Texas-born Filmmaker Robert Rodriguez is used to launching his talents into pioneering projects that have no guarantee of success. His first feature film, El Mariachi (1992), was made with a budget of $7,000 and went on to garner the Audience award at Sundance Film Festival and $2 million at the boxoffice. His subsequent films – including vampire epic From Dusk Till Dawn (1996), which introduced Salma Hayak, Spy Kids (2001) and its sequels and soon-to-be-released Sin City – have elevated Rodriguez into the mainstream of contemporary moviemakers. It is therefore newsworthy that Rodriguez is now diving into a total void as founder and chairman of brand new TV provider, El Rey Network, making its debut with a new series, based on From Dusk Till Dawn, debuting Tuesday, March 11 (9 pm ET/PT).
Rodriguez admits he couldn’t pass up the opportunity in 2011 when Comcast Corporation began soliciting proposals for minority owned networks. “When this opportunity came up to have a network, I jumped at it.,” says Rodriguez. “I had a full film career, but I was excited to explore this different frontier. Personally, I have five kids, English‑speaking Hispanic‑Americans, who don’t see themselves represented in television. I thought this was an opportunity to build something that hadn’t been done before – create a mainstream network that also catered to the growing English‑speaking Hispanic audience. That’s what I’ve been doing through my whole film career.”
This filmmaker from San Antonio also expresses a desire to create a place that would be a home for emerging artists – diverse filmmakers, artists, writers, actors – a place that they could come to create and share their sensibilities and have a direct pipeline into people’s homes.
Rodriguez has a third reason for launching El Rey, which is kind of selfish – in a good way. He reveals, “I always had a personal television network at home. I had a hard drive for years that had all my favorite shows and movies and trailers and short films. And I would program it on a VLC list, like a playlist. And I would just have it playing. It was very soothing just to see my favorite things playing. People would come by and say, ‘What’s that?’ And I’d tell them, ‘That’s my own personal television network.’ And it was a joke, but it was actually really kind of cool.”

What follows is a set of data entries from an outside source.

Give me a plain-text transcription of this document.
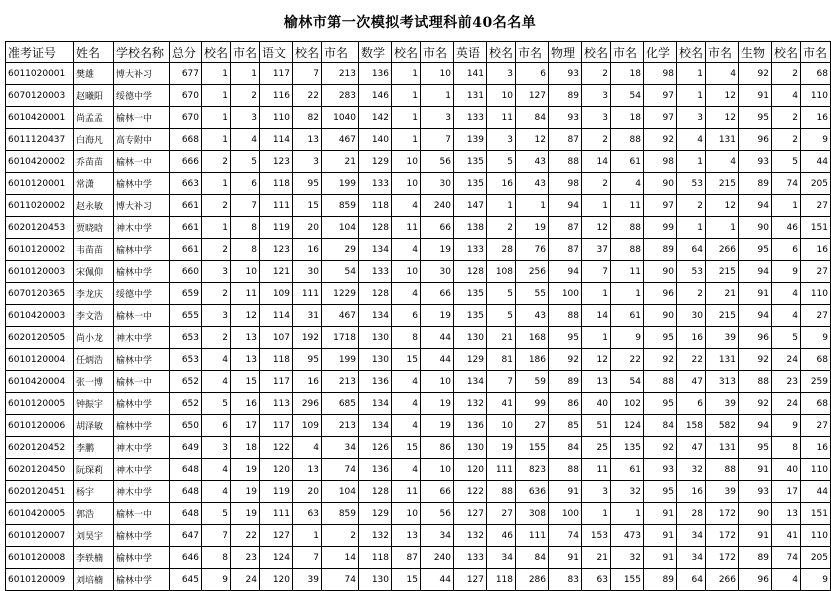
榆林市第一次模拟考试理科前40名名单
准考证号	姓名	学校名称	总分	校名	市名	语文	校名	市名	数学	校名	市名	英语	校名	市名	物理	校名	市名	化学	校名	市名	生物	校名	市名
6011020001	樊雄	博大补习	677	1	1	117	7	213	136	1	10	141	3	6	93	2	18	98	1	4	92	2	68
6070120003	赵曦阳	绥德中学	670	1	2	116	22	283	146	1	1	131	10	127	89	3	54	97	1	12	91	4	110
6010420001	尚孟孟	榆林一中	670	1	3	110	82	1040	142	1	3	133	11	84	93	3	18	97	3	12	95	2	16
6011120437	白海凡	高专附中	668	1	4	114	13	467	140	1	7	139	3	12	87	2	88	92	4	131	96	2	9
6010420002	乔苗苗	榆林一中	666	2	5	123	3	21	129	10	56	135	5	43	88	14	61	98	1	4	93	5	44
6010120001	常潇	榆林中学	663	1	6	118	95	199	133	10	30	135	16	43	98	2	4	90	53	215	89	74	205
6011020002	赵永敏	博大补习	661	2	7	111	15	859	118	4	240	147	1	1	94	1	11	97	2	12	94	1	27
6020120453	贾晓晗	神木中学	661	1	8	119	20	104	128	11	66	138	2	19	87	12	88	99	1	1	90	46	151
6010120002	韦苗苗	榆林中学	661	2	8	123	16	29	134	4	19	133	28	76	87	37	88	89	64	266	95	6	16
6010120003	宋佩仰	榆林中学	660	3	10	121	30	54	133	10	30	128	108	256	94	7	11	90	53	215	94	9	27
6070120365	李龙庆	绥德中学	659	2	11	109	111	1229	128	4	66	135	5	55	100	1	1	96	2	21	91	4	110
6010420003	李文浩	榆林一中	655	3	12	114	31	467	134	6	19	135	5	43	88	14	61	90	30	215	94	4	27
6020120505	尚小龙	神木中学	653	2	13	107	192	1718	130	8	44	130	21	168	95	1	9	95	16	39	96	5	9
6010120004	任炳浩	榆林中学	653	4	13	118	95	199	130	15	44	129	81	186	92	12	22	92	22	131	92	24	68
6010420004	张一博	榆林一中	652	4	15	117	16	213	136	4	10	134	7	59	89	13	54	88	47	313	88	23	259
6010120005	钟振宇	榆林中学	652	5	16	113	296	685	134	4	19	132	41	99	86	40	102	95	6	39	92	24	68
6010120006	胡泽敏	榆林中学	650	6	17	117	109	213	134	4	19	136	10	27	85	51	124	84	158	582	94	9	27
6020120452	李鹏	神木中学	649	3	18	122	4	34	126	15	86	130	19	155	84	25	135	92	47	131	95	8	16
6020120450	阮琛莉	神木中学	648	4	19	120	13	74	136	4	10	120	111	823	88	11	61	93	32	88	91	40	110
6020120451	杨宇	神木中学	648	4	19	119	20	104	128	11	66	122	88	636	91	3	32	95	16	39	93	17	44
6010420005	郭浩	榆林一中	648	5	19	111	63	859	129	10	56	127	27	308	100	1	1	91	28	172	90	13	151
6010120007	刘昊宇	榆林中学	647	7	22	127	1	2	132	13	34	132	46	111	74	153	473	91	34	172	91	41	110
6010120008	李轶楠	榆林中学	646	8	23	124	7	14	118	87	240	133	34	84	91	21	32	91	34	172	89	74	205
6010120009	刘培楠	榆林中学	645	9	24	120	39	74	130	15	44	127	118	286	83	63	155	89	64	266	96	4	9
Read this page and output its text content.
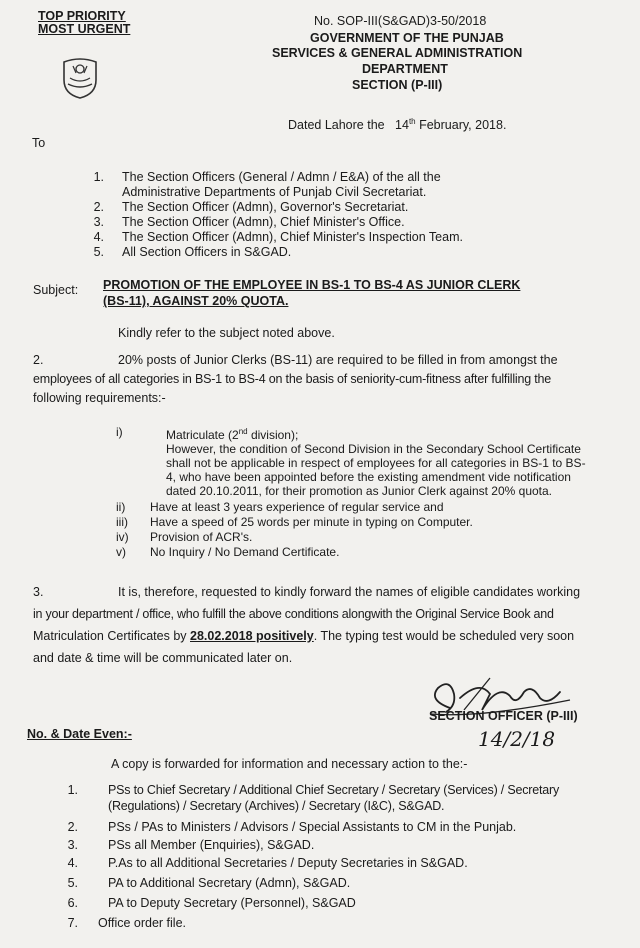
TOP PRIORITY
MOST URGENT
No. SOP-III(S&GAD)3-50/2018
GOVERNMENT OF THE PUNJAB
SERVICES & GENERAL ADMINISTRATION
DEPARTMENT
SECTION (P-III)
Dated Lahore the 14th February, 2018.
To
1. The Section Officers (General / Admn / E&A) of the all the
Administrative Departments of Punjab Civil Secretariat.
2. The Section Officer (Admn), Governor's Secretariat.
3. The Section Officer (Admn), Chief Minister's Office.
4. The Section Officer (Admn), Chief Minister's Inspection Team.
5. All Section Officers in S&GAD.
Subject: PROMOTION OF THE EMPLOYEE IN BS-1 TO BS-4 AS JUNIOR CLERK
(BS-11), AGAINST 20% QUOTA.
Kindly refer to the subject noted above.
2.	20% posts of Junior Clerks (BS-11) are required to be filled in from amongst the
employees of all categories in BS-1 to BS-4 on the basis of seniority-cum-fitness after fulfilling the
following requirements:-
i)	Matriculate (2nd division);
However, the condition of Second Division in the Secondary School Certificate
shall not be applicable in respect of employees for all categories in BS-1 to BS-
4, who have been appointed before the existing amendment vide notification
dated 20.10.2011, for their promotion as Junior Clerk against 20% quota.
ii)	Have at least 3 years experience of regular service and
iii)	Have a speed of 25 words per minute in typing on Computer.
iv)	Provision of ACR's.
v)	No Inquiry / No Demand Certificate.
3.	It is, therefore, requested to kindly forward the names of eligible candidates working
in your department / office, who fulfill the above conditions alongwith the Original Service Book and
Matriculation Certificates by 28.02.2018 positively. The typing test would be scheduled very soon
and date & time will be communicated later on.
SECTION OFFICER (P-III)
14/2/18
No. & Date Even:-
A copy is forwarded for information and necessary action to the:-
1. PSs to Chief Secretary / Additional Chief Secretary / Secretary (Services) / Secretary
(Regulations) / Secretary (Archives) / Secretary (I&C), S&GAD.
2. PSs / PAs to Ministers / Advisors / Special Assistants to CM in the Punjab.
3. PSs all Member (Enquiries), S&GAD.
4. P.As to all Additional Secretaries / Deputy Secretaries in S&GAD.
5. PA to Additional Secretary (Admn), S&GAD.
6. PA to Deputy Secretary (Personnel), S&GAD
7. Office order file.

This new television executive did not ponder much on what should be the debut show on El Rey. “I believe From Dusk Till Dawn will be a great way to introduce us to the audience and bring them to the network. It was one of my favorite movies but there was so much more that I wanted to explore. My original movie, based on Quentin Tarantino’s script, took place in this bar in Mexico. I delved a little deeper into Mesoamerican mythologies and Aztec and Mayan mythologies, where a vampire culture could have existed. It was fascinating stuff that I only hinted at it in the movie. So, I really wanted to go back and enrich that whole experience. If the film was the short story, this series is the novel.”
Moving forward in its programming following 13-episode From Dusk Till Dawn, El Rey is offering the premiere of Matador (dates TBA), created by writer/producer Bob Orci, who with his business partner, Alex Kurtzman are responsible for FOX TV’s Sleepy Hollow. Newcomer Gabriel Luna (NCIS: Los Angeles) has been cast in the lead role playing opposite Nicky Whelan (Chosen). Series production starts at the end of March.
Moving to sports programming, El Rey is teaming with successful reality television producer Mark Burnett to build a new sports franchise and a number of shows around Lucha Libre, reinventing Mexico’s popular wrestling sport for a U.S. audience. Rodriguez has also partnered with FactoryMade Ventures executives John Fogelman and Cristina Patwa to facilitate El Rey’s outreach to Latino audiences, establishing its status as an English-language general entertainment network with relevant reality and scripted programming that encompasses animated series, movies, documentaries, news, music, comedy and sports programming.
Rodriguez sums by declaring, “So, I guess I have my own personal television network, and I couldn’t be more excited about it.”